For instance, I had no idea that “diction” would correlate with “elegance” until I stumbled on the connection, but having played around with the terms a bit in MONK, I’m already getting a sense that the terms are related not just through literary criticism (as you might expect), but also through historical discourse and (oddly) discourse about the physiology of sensation. I don’t have a tool yet that can really perform Schmidt’s sort of tf-idf clustering, but just to leave you with a sense of the interesting patterns I’m glimpsing, here’s a word cloud I generated in MONK by contrasting eighteenth-century works that contain “elegance” to the larger reference set of all eighteenth-century works. The cloud is based on Dunning’s log likelihood, and limited to adjectives, frankly, just because they’re easier to interpret at first glance.

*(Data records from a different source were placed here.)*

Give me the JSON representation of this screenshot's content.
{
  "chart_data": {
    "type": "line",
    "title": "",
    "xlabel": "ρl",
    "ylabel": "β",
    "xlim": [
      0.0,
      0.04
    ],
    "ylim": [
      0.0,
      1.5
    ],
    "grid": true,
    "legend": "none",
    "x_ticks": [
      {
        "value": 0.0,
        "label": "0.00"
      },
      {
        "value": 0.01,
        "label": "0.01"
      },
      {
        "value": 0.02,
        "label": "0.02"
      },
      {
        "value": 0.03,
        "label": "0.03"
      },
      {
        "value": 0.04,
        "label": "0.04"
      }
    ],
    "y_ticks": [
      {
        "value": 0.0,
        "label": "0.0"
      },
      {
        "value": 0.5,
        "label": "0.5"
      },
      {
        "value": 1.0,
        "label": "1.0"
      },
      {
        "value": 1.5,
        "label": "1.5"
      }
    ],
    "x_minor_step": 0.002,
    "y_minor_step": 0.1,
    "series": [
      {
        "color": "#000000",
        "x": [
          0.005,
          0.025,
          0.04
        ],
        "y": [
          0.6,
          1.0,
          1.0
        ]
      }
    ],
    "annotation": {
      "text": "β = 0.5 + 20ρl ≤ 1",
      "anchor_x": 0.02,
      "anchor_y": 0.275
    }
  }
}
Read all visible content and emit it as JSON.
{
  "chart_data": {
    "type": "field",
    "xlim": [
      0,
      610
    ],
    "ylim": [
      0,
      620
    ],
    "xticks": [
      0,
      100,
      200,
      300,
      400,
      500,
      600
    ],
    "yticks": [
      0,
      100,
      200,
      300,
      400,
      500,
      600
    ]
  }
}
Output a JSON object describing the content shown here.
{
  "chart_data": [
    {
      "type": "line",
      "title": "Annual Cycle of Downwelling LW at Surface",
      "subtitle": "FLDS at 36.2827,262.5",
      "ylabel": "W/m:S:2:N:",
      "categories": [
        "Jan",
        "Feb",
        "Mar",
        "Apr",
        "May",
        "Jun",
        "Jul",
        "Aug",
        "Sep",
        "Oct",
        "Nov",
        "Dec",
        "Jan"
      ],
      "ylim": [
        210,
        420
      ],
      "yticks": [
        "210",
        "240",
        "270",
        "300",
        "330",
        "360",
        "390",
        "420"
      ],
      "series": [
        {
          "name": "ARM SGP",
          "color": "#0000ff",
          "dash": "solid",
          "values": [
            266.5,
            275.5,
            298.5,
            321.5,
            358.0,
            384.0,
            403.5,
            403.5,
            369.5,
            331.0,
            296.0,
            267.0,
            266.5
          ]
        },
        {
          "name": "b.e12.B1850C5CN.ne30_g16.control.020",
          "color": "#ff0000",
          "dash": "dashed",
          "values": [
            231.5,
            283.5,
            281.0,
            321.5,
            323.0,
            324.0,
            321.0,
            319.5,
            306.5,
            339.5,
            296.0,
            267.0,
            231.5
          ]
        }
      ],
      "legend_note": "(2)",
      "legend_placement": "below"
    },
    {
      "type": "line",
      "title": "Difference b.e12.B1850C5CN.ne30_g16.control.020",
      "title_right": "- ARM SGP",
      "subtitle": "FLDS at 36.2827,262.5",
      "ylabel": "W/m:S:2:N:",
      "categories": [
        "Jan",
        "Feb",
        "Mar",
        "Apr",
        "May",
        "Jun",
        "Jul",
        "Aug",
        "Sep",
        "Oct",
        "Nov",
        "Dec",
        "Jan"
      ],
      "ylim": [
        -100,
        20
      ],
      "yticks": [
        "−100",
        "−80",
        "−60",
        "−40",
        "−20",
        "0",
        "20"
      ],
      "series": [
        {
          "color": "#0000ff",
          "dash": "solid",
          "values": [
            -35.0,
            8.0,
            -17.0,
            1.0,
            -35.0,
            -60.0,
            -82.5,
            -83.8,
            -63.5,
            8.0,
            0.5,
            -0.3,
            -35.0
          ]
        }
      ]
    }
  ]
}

There’s a pretty clear contrast here between aesthetic and moral discourse, which is interesting to begin with. But it’s also a bit interesting that the emphasis on aesthetics extends into physiological terms like “sensorial,” “irritative,” and “numb,” and historical terms like “Greek” and “Latin.” Moreover, many of the same terms reoccur if you pursue the same strategy with “diction.”
A lot of words here are predictably literary, but again you see sensory terms like “numb,” and historical ones like “Greek,” “Latin,” and “historical” itself. Once again, moreover, moral discourse is interestingly underrepresented. This is actually just one piece of the larger pattern you might generate if you pursued Schmidt’s clustering strategy — plus, Dunning’s is not the same thing as tf-idf clustering, and the MONK corpus of 1000 eighteenth-century works is smaller than one would wish — but the patterns I’m glimpsing are interesting enough to suggest to me that this general kind of approach could tell me a lot of things I don’t yet know about a period.